Run aln2meta like this:

ariba aln2meta seqs.aln.fa snps.tsv coding out

where:

  • seqs.aln.fa is the multifasta alignment file of nucleotide sequences

  • snps.tsv is the TSV file of SNP information

  • coding, because these are coding sequences. For non-coding sequences, use noncoding instead, and the SNPs should be nucleotide SNPs, as opposed to amino acids.

  • out is the prefix of the names of the output files.

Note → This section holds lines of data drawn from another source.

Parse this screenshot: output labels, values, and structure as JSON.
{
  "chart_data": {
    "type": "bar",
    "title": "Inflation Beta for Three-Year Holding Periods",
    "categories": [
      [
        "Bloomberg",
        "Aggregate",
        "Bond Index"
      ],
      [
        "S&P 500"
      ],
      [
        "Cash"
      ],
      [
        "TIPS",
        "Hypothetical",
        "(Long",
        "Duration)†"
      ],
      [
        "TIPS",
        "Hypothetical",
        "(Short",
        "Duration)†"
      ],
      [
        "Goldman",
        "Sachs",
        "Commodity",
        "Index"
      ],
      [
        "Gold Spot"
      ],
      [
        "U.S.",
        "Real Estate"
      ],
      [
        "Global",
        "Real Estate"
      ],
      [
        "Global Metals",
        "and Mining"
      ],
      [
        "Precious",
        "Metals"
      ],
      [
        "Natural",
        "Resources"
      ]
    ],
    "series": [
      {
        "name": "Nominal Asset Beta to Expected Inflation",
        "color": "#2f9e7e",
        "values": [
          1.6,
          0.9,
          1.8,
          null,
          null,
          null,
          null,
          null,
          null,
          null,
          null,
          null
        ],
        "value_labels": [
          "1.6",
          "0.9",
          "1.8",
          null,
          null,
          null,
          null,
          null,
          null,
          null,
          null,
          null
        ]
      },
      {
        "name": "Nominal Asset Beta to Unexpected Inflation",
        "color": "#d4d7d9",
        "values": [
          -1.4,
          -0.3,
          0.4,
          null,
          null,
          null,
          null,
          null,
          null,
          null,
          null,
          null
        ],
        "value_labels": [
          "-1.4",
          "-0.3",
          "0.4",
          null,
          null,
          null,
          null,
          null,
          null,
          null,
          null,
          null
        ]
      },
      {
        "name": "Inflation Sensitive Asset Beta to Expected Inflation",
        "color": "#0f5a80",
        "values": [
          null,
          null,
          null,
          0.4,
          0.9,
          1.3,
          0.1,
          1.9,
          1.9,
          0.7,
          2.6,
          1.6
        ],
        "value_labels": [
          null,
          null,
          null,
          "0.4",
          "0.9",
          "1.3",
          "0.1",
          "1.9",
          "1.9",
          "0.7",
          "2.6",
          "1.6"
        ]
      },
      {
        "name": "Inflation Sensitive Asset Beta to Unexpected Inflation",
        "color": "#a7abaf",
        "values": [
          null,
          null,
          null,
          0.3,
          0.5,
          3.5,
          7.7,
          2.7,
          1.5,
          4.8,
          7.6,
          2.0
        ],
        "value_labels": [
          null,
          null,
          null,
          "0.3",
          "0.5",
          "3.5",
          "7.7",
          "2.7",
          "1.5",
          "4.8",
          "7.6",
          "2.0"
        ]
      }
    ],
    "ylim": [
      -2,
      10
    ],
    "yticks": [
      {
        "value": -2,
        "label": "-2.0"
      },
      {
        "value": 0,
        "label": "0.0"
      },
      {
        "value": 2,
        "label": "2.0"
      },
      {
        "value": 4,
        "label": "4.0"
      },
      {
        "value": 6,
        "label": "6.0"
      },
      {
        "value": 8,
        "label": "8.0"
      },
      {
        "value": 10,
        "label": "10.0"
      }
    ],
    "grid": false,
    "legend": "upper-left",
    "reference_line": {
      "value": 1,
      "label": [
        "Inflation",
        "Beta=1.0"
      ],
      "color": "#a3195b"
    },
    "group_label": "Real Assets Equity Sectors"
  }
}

Note that ARIBA sanity checks the SNPs against the sequences. It outputs these two warnings:

Warning: position has a gap in sequence  seq2 corresponding to variant A2D (group1) in sequence  seq1 ... Ignoring for seq2
Warning: position has a gap in sequence  seq1 corresponding to variant F2E (group2) in sequence  seq4 ... Ignoring for seq1

which makes sense looking at the sequences. For example, the A2D variant in seq2 aligns to a gap in seq1, so it gets ignored for seq1 (but included for the other sequences).

Run prepareref

The aln2meta command above outputs three files, which can be used as input to ariba prepareref like this:

prepareref -f out.fa -m out.tsv --cdhit_clusters out.cluster out.prepareref

and then ariba run can be run as normal.

More than one set of multiple alignments

It is possible to use more than one set of multiple alignments, eg you have several genes, each of which have multiple alleles and SNPs of interest. Run aln2meta once for each gene/set of alleles. For example:

    ariba aln2meta seqs.aln.1.fa snps.1.tsv coding out1
    ariba aln2meta seqs.aln.2.fa snps.2.tsv coding out2
    ariba aln2meta seqs.aln.3.fa snps.3.tsv coding out3

Then cat the relevant files together and run prepareref:

    cat out*fa > all.fa
    cat out*tsv > all.tsv
    cat out*cluster > all.cluster

    ariba prepareref -f all.fa -m all.tsv --cdhit_clusters all.cluster out.prepareref

(or you could not cat the files, and instead use -f and -m once for each file), and finally ariba run can be run as normal.